A Static Structural Stop
The most common type of stop traders use is often a static structural stop. A common example is if the price is making a series of higher lows, or price breaks through a level and is beginning to trend, traders will place their stop below the last structural low.
As you can imagine these types of locations are often clustered with liquidity and as a result are targets of stop hunts by larger players looking to either fill positions or even provoke cascade liquidations in the direction they wish the market to travel. This can make it very difficult to place an appropriate stop. This is also why the old saying goes “Place your entry where others would place their stops”.
But what is an appropriate stop then? A stop should be placed in an area where if the price passes through, your original trade thesis is likely invalidated. So going back to the image above.
A simple example in the context of a trending structure that has just broken the original high of its consolidation.
Keep in mind- There are few HARD RULES in trading. The perfect stop does not exist always.
If we are taking the breakout trade at ‘A’, then a stop back below the level that is broken makes sense. If the price falls back through the level, it’s possible that it isn’t exactly a breakout, and your thesis is incorrect.
A stop at location ‘B’ makes sense if you are trying to place a tight stop and maybe a larger position on the anticipation that the high breaks and results in continuation for the larger structure. You could say that the structure is forming a higher low and that it is a micro-trend within the larger consolidation. This stop might allow for a bit of back and forth, i.e. struggling at the high that often occurs in the first moments after pressing upward as shorts load on.
A stop placed at location ‘C’ is more liberal and one that allows for the most price fluctuation. It is likely a stop placed on the belief that the only thing that matters is the larger trend remaining intact, and therefore the most important area to maintain is the first significant low.
All of these imply their own level of invalidation, but the reality is that ‘C’ allows for more adverse movement, and gives price the most breathing room.
The problem is that rarely do things ever occur this cleanly when trading, and one price point in time is maybe not necessarily enough to use to say a trade is no longer valid. It also might not be necessary that you wait for a structural low to be violated to ascertain whether or not a trade is invalidated. Certainly, for breakout trades, it makes sense to place a tight stop if you are within close proximity to the breakpoint and having just entered. What about in messy trends? or messy consolidations?
Certainly, there are other ways we can define the behavior of a structure and how it is invalidated. Specifically, what are the average defining features of price movement within this structure, that go beyond just structure?
Apply The ATR (Average True Range)
One of the best things we can incorporate into our stops is what the norms are for price behavior, i.e.

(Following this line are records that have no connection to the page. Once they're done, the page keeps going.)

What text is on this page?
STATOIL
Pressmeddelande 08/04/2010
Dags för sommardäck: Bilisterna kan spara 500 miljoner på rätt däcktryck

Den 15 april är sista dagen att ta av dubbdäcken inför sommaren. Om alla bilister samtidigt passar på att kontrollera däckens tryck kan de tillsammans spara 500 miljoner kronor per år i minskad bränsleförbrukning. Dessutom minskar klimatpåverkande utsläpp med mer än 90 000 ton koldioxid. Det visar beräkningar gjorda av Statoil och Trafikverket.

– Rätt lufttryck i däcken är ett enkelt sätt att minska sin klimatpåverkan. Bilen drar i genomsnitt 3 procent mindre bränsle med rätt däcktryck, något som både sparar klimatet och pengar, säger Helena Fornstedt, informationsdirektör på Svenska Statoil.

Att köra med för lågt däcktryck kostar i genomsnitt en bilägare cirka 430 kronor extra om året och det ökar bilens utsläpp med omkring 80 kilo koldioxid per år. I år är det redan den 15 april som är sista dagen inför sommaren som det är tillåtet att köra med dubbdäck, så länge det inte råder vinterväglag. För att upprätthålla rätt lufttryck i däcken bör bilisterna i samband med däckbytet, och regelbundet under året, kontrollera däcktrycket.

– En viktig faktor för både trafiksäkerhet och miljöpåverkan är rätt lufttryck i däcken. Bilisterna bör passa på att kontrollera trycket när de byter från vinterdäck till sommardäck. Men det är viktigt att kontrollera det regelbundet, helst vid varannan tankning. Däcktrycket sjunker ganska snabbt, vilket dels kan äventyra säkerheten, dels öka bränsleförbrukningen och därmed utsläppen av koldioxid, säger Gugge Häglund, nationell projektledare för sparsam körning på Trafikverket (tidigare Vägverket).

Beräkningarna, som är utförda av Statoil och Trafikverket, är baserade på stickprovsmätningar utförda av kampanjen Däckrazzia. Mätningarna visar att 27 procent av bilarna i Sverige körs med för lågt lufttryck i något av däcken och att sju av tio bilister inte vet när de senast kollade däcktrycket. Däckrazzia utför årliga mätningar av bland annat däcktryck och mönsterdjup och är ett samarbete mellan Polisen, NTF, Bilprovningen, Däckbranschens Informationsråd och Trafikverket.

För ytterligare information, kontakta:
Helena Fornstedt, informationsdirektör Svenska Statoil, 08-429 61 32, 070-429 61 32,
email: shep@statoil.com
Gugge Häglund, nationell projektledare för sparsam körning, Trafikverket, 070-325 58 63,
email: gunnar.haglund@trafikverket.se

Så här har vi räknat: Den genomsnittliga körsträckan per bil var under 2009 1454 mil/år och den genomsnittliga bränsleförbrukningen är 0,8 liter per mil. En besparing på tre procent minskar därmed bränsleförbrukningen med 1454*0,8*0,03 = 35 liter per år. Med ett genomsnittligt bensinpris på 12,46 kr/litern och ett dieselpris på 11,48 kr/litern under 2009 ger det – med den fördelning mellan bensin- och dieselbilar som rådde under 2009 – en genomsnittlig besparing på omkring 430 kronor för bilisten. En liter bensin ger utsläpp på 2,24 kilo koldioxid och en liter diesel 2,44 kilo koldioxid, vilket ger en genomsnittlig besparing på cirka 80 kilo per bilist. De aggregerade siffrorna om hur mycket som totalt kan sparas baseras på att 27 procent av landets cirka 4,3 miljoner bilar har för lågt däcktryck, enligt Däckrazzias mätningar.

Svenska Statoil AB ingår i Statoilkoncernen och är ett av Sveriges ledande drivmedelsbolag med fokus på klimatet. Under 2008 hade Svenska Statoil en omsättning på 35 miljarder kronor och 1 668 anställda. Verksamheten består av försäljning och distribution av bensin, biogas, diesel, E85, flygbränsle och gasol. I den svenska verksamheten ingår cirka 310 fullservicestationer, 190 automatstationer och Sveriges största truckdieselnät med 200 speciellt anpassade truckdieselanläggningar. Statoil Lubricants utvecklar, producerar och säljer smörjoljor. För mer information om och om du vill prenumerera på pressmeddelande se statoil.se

VOLATILITY. We can apply some form of ATR (average true range) into our stop placement. This way we have an idea of whether or not a move was significant, compared to what current levels of volatility have allowed for.
As for the ATR, it shows how much an asset moves, on average, during a given time frame. The standard setting is typically the average range of movement of 14 candle periods.
So, if we have a strong trending structure, where do we put our stop once we have moved well beyond a previous low or structural stop we had anchored to originally? We obviously want to employ a stop that is not too loose that we give up our gains, but not too tight that we are taken out of the trade for what is normal back and forth behavior.
In this case, one of the best things to do is use a trailing stop that is a multiple of what the normal daily expected volatility is, or ATR. If normal daily price movement is 500, we certainly don’t want to be stopped out for a red day that drops 250, but we might want to take seriously a day that drops 1k. In this case, setting a stop at any multiple from 1.5 and above seems reasonable. As in, if the current daily ATR is 500, a stop of 1.5 ATR would be 750.
(Also as a side note, in the example above; if our daily ATR is 500 on average, and we have just covered that distance in a 5-minute candle, it might be worth paying attention)
As for trading within a range or consolidation, we can also use ATR when placing stops below lows to avoid what might be a typical stop hunt. In the case of a long, if we are trading on the 30-minute chart, placing a 30-minute period ATR stop distance from our wick low can give us that breathing room from any return wicks into the area. This can also be invaluable if you are playing a swing failure and catching a wick below a previous low. If you are unsure of where your stop should be, place your stop at a multiple of the ATR of the time period you are trading on, below your entry.
Contrary to your long, if you were looking for a short, a breakout downward would be validated by an increase in volatility. Therefore the multiple of ATR could be something to substantiate a short thesis, hence invalidating your swing failure long thesis.
Hopefully, with just this short introduction to using ATR as a stopping tool, you can begin to incorporate some new methods into crypto trading that will improve your bottom line.